Editor’s Note: It may be time for the Georgia Bulldogs to take back the SEC East in 2017. We’ve featured the most important UGA players, coaches, fans and staff for the upcoming season in a 20-part video series, which you can binge-watch right here.

ATHENS – Despite what Georgia fans saw from him last season, Jim Chaney has put together good offenses over the years.

The Bulldogs were awful on offense in 2016. In the 14-team SEC, they were 11th in scoring (24.5 ppg), 11th in total offense (384.7 ypg), 10th in passing (193.5 ypg) and ninth in rushing (191.2 ypg), an area in which UGA usually excels. The lack of production is blamed on Chaney, the 32-year coaching veteran who took over as Georgia’s offensive coordinator in head coach Kirby Smart’s first season.

Contrast that to the three most productive seasons in UGA history, all of which occurred from 2012-14 under former offensive coordinator Mike Bobo, who left to become Colorado State’s head coach in 2015.

But you don’t stick around for more than three decades in major college football if you don’t know what you’re doing. 

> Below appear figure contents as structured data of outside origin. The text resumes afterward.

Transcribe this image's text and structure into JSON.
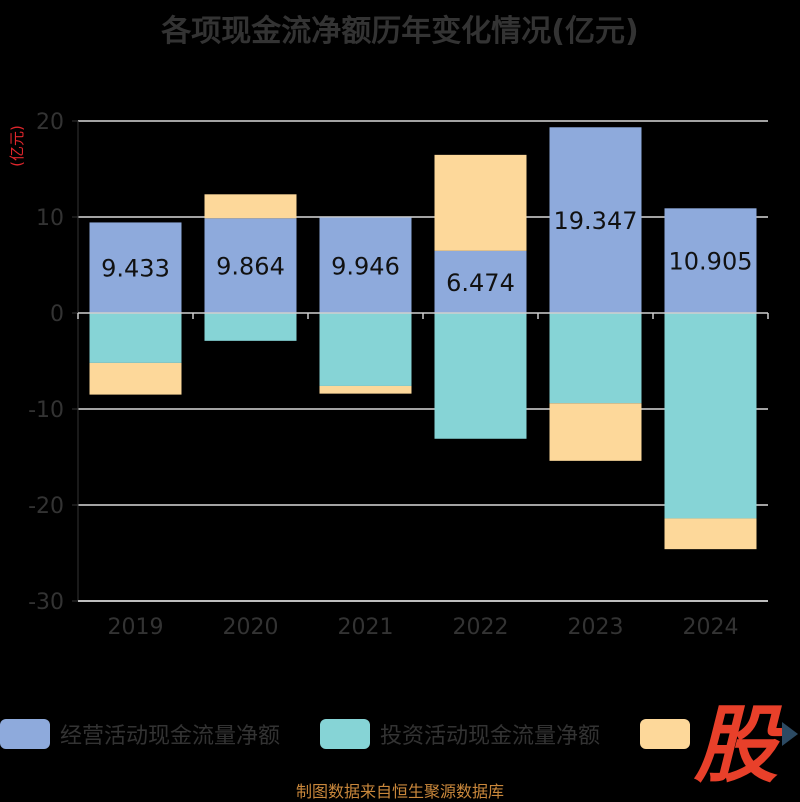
{
  "chart_data": {
    "type": "bar",
    "stacked": true,
    "title": "各项现金流净额历年变化情况(亿元)",
    "ylabel": "(亿元)",
    "categories": [
      "2019",
      "2020",
      "2021",
      "2022",
      "2023",
      "2024"
    ],
    "ylim": [
      -30,
      20
    ],
    "yticks": [
      20,
      10,
      0,
      -10,
      -20,
      -30
    ],
    "grid": true,
    "legend_position": "bottom",
    "series": [
      {
        "name": "经营活动现金流量净额",
        "color": "#8eaadc",
        "values": [
          9.433,
          9.864,
          9.946,
          6.474,
          19.347,
          10.905
        ],
        "show_labels": true
      },
      {
        "name": "投资活动现金流量净额",
        "color": "#86d4d6",
        "values": [
          -5.2,
          -2.9,
          -7.6,
          -13.1,
          -9.4,
          -21.4
        ]
      },
      {
        "name": "",
        "color": "#fdd89a",
        "values": [
          -3.3,
          2.5,
          -0.8,
          10.0,
          -6.0,
          -3.2
        ]
      }
    ]
  },
  "watermark": "股",
  "source": "制图数据来自恒生聚源数据库"
}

Chaney’s offense at Tennessee – where he also served as interim head coach —  finished 18th in the country and featured the seventh-most passing yards and TDs in SEC history. During his two-year stop at Arkansas (2013-14), his offense averaged 406 yards and 31.9 points while producing two 1,000-yard rushers and a 2,000-yard passer. At Purdue, where he was coordinator from 1997-2005, his quarterback, Drew Brees, led the nation in total offense and won the Maxwell Award.

So it’s not like Chaney doesn’t know what he’s doing. More likely, Chaney and Georgia’s offense had a hard time overcoming the fact it was operating behind a substandard offensive line and true freshman starter at quarterback. There is also evidence that what Smart was asking Chaney to do ran counter to what was best suited for his quarterback and personnel.

Regardless, Chaney is in the second year of a three-year contract. If the Bulldogs can get back on track and produce yards and points at the rate the program is accustomed, it will be another reason Georgia should own the East.